Art martial à l’origine, le terrain du Tai Chi Chuan est l’action
et le mouvement; c’est donc sur la nature de celui-ci
et sur ses éléments essentiels que son attention se porte.
Expression de la pensée taoïste qui prône la simplicité et la nature comme modèle, il recherche l’action la plus simple, efficace et
libre d’éléments superflus, qu’ils soient d’ordre corporel, esthétique, rituel, etc.
La lenteur d’exécution engendre des espaces d’observation,
utilisés pour examiner ce qui est à l’œuvre dans chaque situation, d’une manière curieuse et non-jugeante.
Cette posture de réceptivité est tout particulièrement soulignée
dans le Tai Chi Chuan de Cheng Man Ch’ing, probablement
en raison des pratiques artistiques qu’il développait
en parallèle avec sa recherche dans le Tai Chi.
Il recommandait d’investir dans la perte, autant dire dans l’écoute
non liée à un résultat, dans l’essai, dans l’erreur comme espace d’apprentissage… Remarquer, accepter, investiguer,
ne pas s’identifier, quoique consignes appartenant
à la tradition bouddhiste, se rapprochent de cette position.
Leur déploiement crée un cadre pour l’écoute en finesse
de nos sensations physiques et émotionnelles,
de nos vécus intérieurs et extérieurs et de la façon
dont ils sont constamment affectés par l’interrelation
avec l’environnement et les autres. Nous avons ainsi l’opportunité
de découvrir la manière dont nos intentions, souvent inconscientes (liées à notre histoire et nos conditionnements), déterminent
nos comportements à notre insu.
Ce travail de clarification des intentions et leur utilisation consciente sont au cœur de notre tradition (le travail du Yi).
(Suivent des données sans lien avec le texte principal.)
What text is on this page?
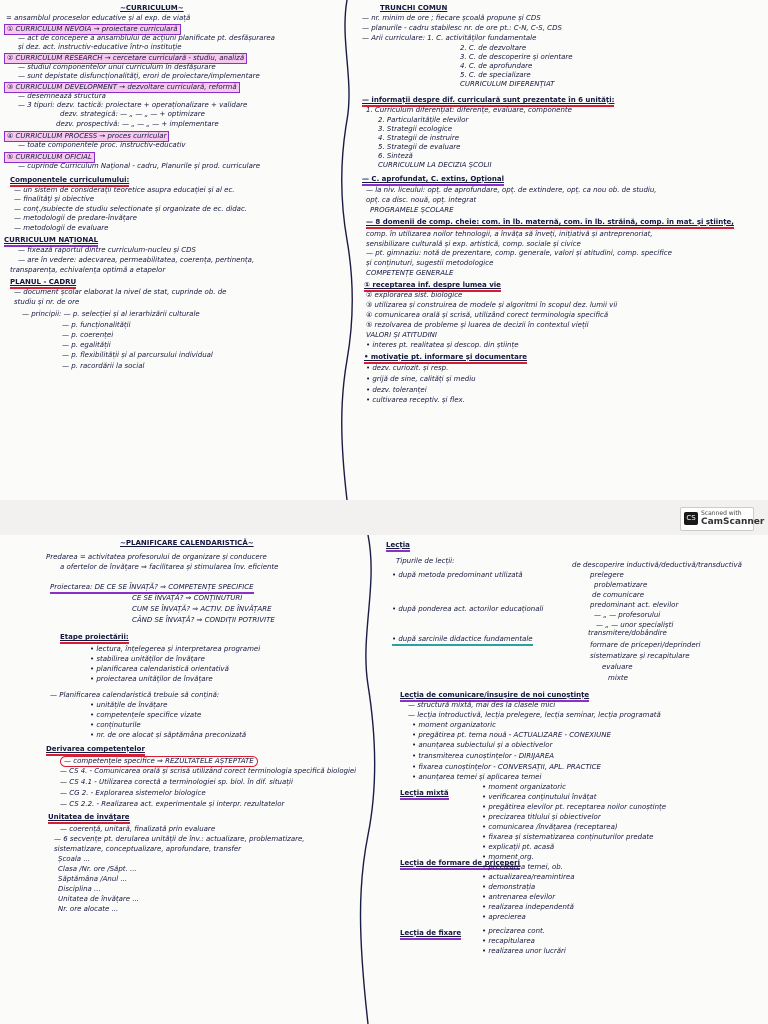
~CURRICULUM~
= ansamblul proceselor educative și al exp. de viață
① CURRICULUM NEVOIA → proiectare curriculară
— act de concepere a ansamblului de acțiuni planificate pt. desfășurarea
și dez. act. instructiv-educative într-o instituție
② CURRICULUM RESEARCH → cercetare curriculară - studiu, analiză
— studiul componentelor unui curriculum în desfășurare
— sunt depistate disfuncționalități, erori de proiectare/implementare
③ CURRICULUM DEVELOPMENT → dezvoltare curriculară, reformă
— desemnează structura
— 3 tipuri: dezv. tactică: proiectare + operaționalizare + validare
dezv. strategică: — „ — „ — + optimizare
dezv. prospectivă: — „ — „ — + implementare
④ CURRICULUM PROCESS → proces curricular
— toate componentele proc. instructiv-educativ
⑤ CURRICULUM OFICIAL
— cuprinde Curriculum Național - cadru, Planurile și prod. curriculare
Componentele curriculumului:
— un sistem de considerații teoretice asupra educației și al ec.
— finalități și obiective
— conț./subiecte de studiu selectionate și organizate de ec. didac.
— metodologii de predare-învățare
— metodologii de evaluare
CURRICULUM NAȚIONAL
— fixează raportul dintre curriculum-nucleu și CDS
— are în vedere: adecvarea, permeabilitatea, coerența, pertinența,
transparența, echivalența optimă a etapelor
PLANUL - CADRU
— document școlar elaborat la nivel de stat, cuprinde ob. de
studiu și nr. de ore
— principii: — p. selecției și al ierarhizării culturale
— p. funcționalității
— p. coerenței
— p. egalității
— p. flexibilității și al parcursului individual
— p. racordării la social
TRUNCHI COMUN
— nr. minim de ore ; fiecare școală propune și CDS
— planurile - cadru stabilesc nr. de ore pt.: C-N, C-S, CDS
— Arii curriculare: 1. C. activităților fundamentale
2. C. de dezvoltare
3. C. de descoperire și orientare
4. C. de aprofundare
5. C. de specializare
CURRICULUM DIFERENȚIAT
— informații despre dif. curriculară sunt prezentate în 6 unități:
1. Curriculum diferențiat: diferențe, evaluare, componente
2. Particularitățile elevilor
3. Strategii ecologice
4. Strategii de instruire
5. Strategii de evaluare
6. Sinteză
CURRICULUM LA DECIZIA ȘCOLII
— C. aprofundat, C. extins, Opțional
— la niv. liceului: opț. de aprofundare, opț. de extindere, opț. ca nou ob. de studiu,
opț. ca disc. nouă, opț. integrat
PROGRAMELE ȘCOLARE
— 8 domenii de comp. cheie: com. în lb. maternă, com. în lb. străină, comp. în mat. și științe,
comp. în utilizarea noilor tehnologii, a învăța să înveți, inițiativă și antreprenoriat,
sensibilizare culturală și exp. artistică, comp. sociale și civice
— pt. gimnaziu: notă de prezentare, comp. generale, valori și atitudini, comp. specifice
și conținuturi, sugestii metodologice
COMPETENȚE GENERALE
① receptarea inf. despre lumea vie
② explorarea sist. biologice
③ utilizarea și construirea de modele și algoritmi în scopul dez. lumii vii
④ comunicarea orală și scrisă, utilizând corect terminologia specifică
⑤ rezolvarea de probleme și luarea de decizii în contextul vieții
VALORI ȘI ATITUDINI
• interes pt. realitatea și descop. din științe
• motivație pt. informare și documentare
• dezv. curiozit. și resp.
• grijă de sine, calități și mediu
• dezv. toleranței
• cultivarea receptiv. și flex.
CS
Scanned with
CamScanner
~PLANIFICARE CALENDARISTICĂ~
Predarea = activitatea profesorului de organizare și conducere
a ofertelor de învățare ⇒ facilitarea și stimularea înv. eficiente
Proiectarea: DE CE SE ÎNVAȚĂ? ⇒ COMPETENȚE SPECIFICE
CE SE ÎNVAȚĂ? ⇒ CONȚINUTURI
CUM SE ÎNVAȚĂ? ⇒ ACTIV. DE ÎNVĂȚARE
CÂND SE ÎNVAȚĂ? ⇒ CONDIȚII POTRIVITE
Etape proiectării:
• lectura, înțelegerea și interpretarea programei
• stabilirea unităților de învățare
• planificarea calendaristică orientativă
• proiectarea unităților de învățare
— Planificarea calendaristică trebuie să conțină:
• unitățile de învățare
• competențele specifice vizate
• conținuturile
• nr. de ore alocat și săptămâna preconizată
Derivarea competențelor
— competențele specifice ⇒ REZULTATELE AȘTEPTATE
— CS 4. - Comunicarea orală și scrisă utilizând corect terminologia specifică biologiei
— CS 4.1 - Utilizarea corectă a terminologiei sp. biol. în dif. situații
— CG 2. - Explorarea sistemelor biologice
— CS 2.2. - Realizarea act. experimentale și interpr. rezultatelor
Unitatea de învățare
— coerență, unitară, finalizată prin evaluare
— 6 secvențe pt. derularea unității de înv.: actualizare, problematizare,
sistematizare, conceptualizare, aprofundare, transfer
Școala ...
Clasa /Nr. ore /Săpt. ...
Săptămâna /Anul ...
Disciplina ...
Unitatea de învățare ...
Nr. ore alocate ...
Lecția
Tipurile de lecții:
• după metoda predominant utilizată
de descoperire inductivă/deductivă/transductivă
prelegere
problematizare
de comunicare
• după ponderea act. actorilor educaționali	predominant act. elevilor
— „ — profesorului
— „ — unor specialiști
• după sarcinile didactice fundamentale
transmitere/dobândire
formare de priceperi/deprinderi
sistematizare și recapitulare
evaluare
mixte
Lecția de comunicare/însușire de noi cunoștințe
— structură mixtă, mai des la clasele mici
— lecția introductivă, lecția prelegere, lecția seminar, lecția programată
• moment organizatoric
• pregătirea pt. tema nouă - ACTUALIZARE - CONEXIUNE
• anunțarea subiectului și a obiectivelor
• transmiterea cunoștințelor - DIRIJAREA
• fixarea cunoștințelor - CONVERSAȚII, APL. PRACTICE
• anunțarea temei și aplicarea temei
Lecția mixtă
• moment organizatoric
• verificarea conținutului învățat
• pregătirea elevilor pt. receptarea noilor cunoștințe
• precizarea titlului și obiectivelor
• comunicarea /învățarea (receptarea)
• fixarea și sistematizarea conținuturilor predate
• explicații pt. acasă
Lecția de formare de priceperi
• moment org.
• precizarea temei, ob.
• actualizarea/reamintirea
• demonstrația
• antrenarea elevilor
• realizarea independentă
• aprecierea
Lecția de fixare	• precizarea cont.
• recapitularea
• realizarea unor lucrări
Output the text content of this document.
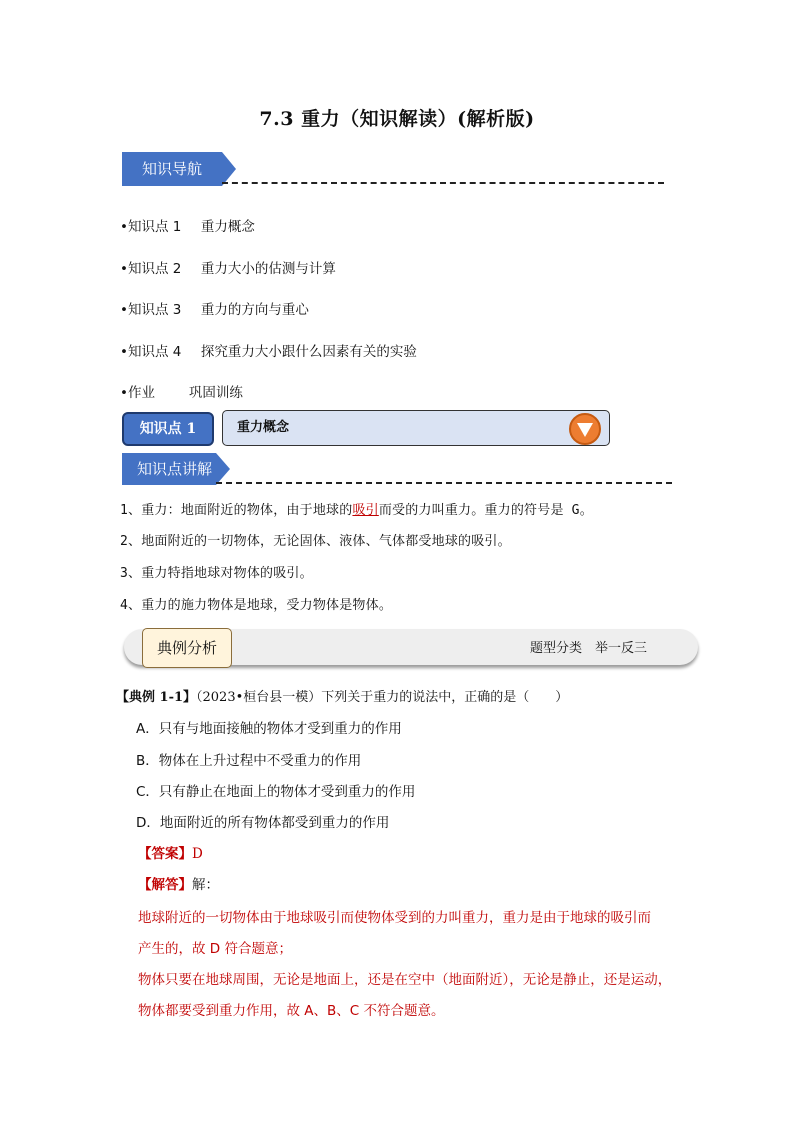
7.3 重力（知识解读）(解析版)
知识导航
•知识点 1 重力概念
•知识点 2 重力大小的估测与计算
•知识点 3 重力的方向与重心
•知识点 4 探究重力大小跟什么因素有关的实验
•作业	巩固训练
知识点 1	重力概念
知识点讲解
1、重力：地面附近的物体，由于地球的吸引而受的力叫重力。重力的符号是 G。
2、地面附近的一切物体，无论固体、液体、气体都受地球的吸引。
3、重力特指地球对物体的吸引。
4、重力的施力物体是地球，受力物体是物体。
典例分析	题型分类　举一反三
【典例 1-1】（2023•桓台县一模）下列关于重力的说法中，正确的是（　　）
A．只有与地面接触的物体才受到重力的作用
B．物体在上升过程中不受重力的作用
C．只有静止在地面上的物体才受到重力的作用
D．地面附近的所有物体都受到重力的作用
【答案】D
【解答】解：
地球附近的一切物体由于地球吸引而使物体受到的力叫重力，重力是由于地球的吸引而
产生的，故 D 符合题意；
物体只要在地球周围，无论是地面上，还是在空中（地面附近），无论是静止，还是运动，
物体都要受到重力作用，故 A、B、C 不符合题意。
Ces points,
essentiels aux origines martiales du Tai Chi Chuan, le sont tout autant dans le domaine de l’expression et de la créativité personnelle.
Génératrice d’action et moteur du changement, l’intention (le Yi) est, dans le Tai Chi Chuan de Cheng Man Ch’ing et Huang Sheng Shuan, toujours enracinée et nourrie par la réceptivité,
l’ouverture non jugeante et curieuse à ce qui est là, maintenant.